Olympic Burst
- Full name: Koninklijke Football Club Olympic Burst
- Founded: 20 August 1943
- Dissolved: 2021
- Ground: Oudendijk, Burst
- Final season; 2020–21;: Second Provincial East Flanders (dissolved)
| Home colours |

= KFC Olympic Burst =

Defunct Belgian football club

Koninklijke Football Club Olympic Burst, often KFCO Burst, was a Belgian football club based in Burst, a village in the municipality of Erpe-Mere in East Flanders. The club played in the provincial leagues of East Flanders under matricule 3901 of the Royal Belgian Football Association (KBVB). Its colours were black and blue, and it played its home matches at the Oudendijk ground. Founded in 1943, the club ceased activities at the end of 2021, and its matricule was transferred to Olsa Brakel.

==History==
The club was founded on 20 August 1943 and joined the Royal Belgian Football Association under matricule 3901. Olympic Burst spent its entire existence in the provincial leagues of East Flanders, never rising above the Second Provincial. The most significant developments in the club's history took place off the pitch: in 1984 it moved to its long-term ground at the Oudendijk in Burst, and in 1993, on its 50th anniversary, it was granted the royal title (becoming Koninklijke FC Olympic Burst, abbreviated KFCO).

After a brief promotion to Second Provincial earlier in the 2000s, the club returned to Third Provincial. It won Third Provincial D in 2009–10, regaining a place in Second Provincial; after two seasons it was relegated again in 2011–12.

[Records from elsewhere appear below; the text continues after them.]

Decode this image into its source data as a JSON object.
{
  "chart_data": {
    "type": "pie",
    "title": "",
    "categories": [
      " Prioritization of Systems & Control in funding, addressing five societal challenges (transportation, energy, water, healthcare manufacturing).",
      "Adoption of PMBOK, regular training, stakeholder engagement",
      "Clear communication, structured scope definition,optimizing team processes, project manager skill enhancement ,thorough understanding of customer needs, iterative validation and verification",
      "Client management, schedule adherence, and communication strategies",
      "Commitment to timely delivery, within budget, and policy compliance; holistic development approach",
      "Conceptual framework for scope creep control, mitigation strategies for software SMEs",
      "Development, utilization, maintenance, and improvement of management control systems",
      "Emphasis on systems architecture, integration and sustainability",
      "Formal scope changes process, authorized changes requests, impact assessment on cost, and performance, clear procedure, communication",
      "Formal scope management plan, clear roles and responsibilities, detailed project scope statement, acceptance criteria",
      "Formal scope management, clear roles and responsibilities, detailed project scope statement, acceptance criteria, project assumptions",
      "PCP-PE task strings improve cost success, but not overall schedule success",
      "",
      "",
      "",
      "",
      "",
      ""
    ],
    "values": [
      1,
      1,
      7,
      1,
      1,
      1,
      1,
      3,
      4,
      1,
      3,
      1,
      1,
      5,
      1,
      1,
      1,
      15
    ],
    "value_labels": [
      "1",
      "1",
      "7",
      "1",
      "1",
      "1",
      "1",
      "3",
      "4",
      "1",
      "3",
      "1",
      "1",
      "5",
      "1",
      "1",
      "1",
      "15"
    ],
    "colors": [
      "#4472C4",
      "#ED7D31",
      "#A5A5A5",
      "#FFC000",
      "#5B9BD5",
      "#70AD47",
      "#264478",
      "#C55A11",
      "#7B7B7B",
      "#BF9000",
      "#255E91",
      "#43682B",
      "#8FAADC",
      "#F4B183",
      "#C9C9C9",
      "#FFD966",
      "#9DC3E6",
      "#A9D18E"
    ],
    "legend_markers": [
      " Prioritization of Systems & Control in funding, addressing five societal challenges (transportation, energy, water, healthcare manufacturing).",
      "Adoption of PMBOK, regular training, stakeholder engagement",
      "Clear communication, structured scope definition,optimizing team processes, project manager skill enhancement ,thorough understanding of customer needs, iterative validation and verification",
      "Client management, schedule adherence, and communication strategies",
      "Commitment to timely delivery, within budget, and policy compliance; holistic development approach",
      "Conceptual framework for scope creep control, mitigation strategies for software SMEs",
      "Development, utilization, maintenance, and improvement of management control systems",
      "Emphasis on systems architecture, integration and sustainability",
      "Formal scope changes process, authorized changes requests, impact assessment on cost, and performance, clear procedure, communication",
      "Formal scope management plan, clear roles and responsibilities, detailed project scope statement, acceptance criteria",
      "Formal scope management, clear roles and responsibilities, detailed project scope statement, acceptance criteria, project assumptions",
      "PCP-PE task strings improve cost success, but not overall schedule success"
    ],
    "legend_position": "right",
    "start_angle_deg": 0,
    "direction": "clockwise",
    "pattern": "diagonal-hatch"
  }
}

===Merger talks and dissolution===
From the early 2010s, plans were discussed to merge the four remaining football clubs in Erpe-Mere—KRC Bambrugge, FC Mere, SK Aaigem, and KFC Olympic Burst—into a single town team. The merger eventually took place in stages: Erpe-Mere United was formed in 2021 from Bambrugge and FC Mere, with Olympic Burst and SK Aaigem expected to follow in a second phase. Olympic Burst ultimately withdrew from the project, and the club's board resolved at the end of 2021 to cease all activities. The matricule was transferred to Olsa Brakel; the final competitive football at the Oudendijk took place in May 2022.

==Notable players==
- Hannes Van der Bruggen — the Belgium U21 international and 2014–15 Belgian First Division A champion with KAA Gent, born in Burst in 1993, played his earliest youth football at Olympic Burst from 1999 to 2003.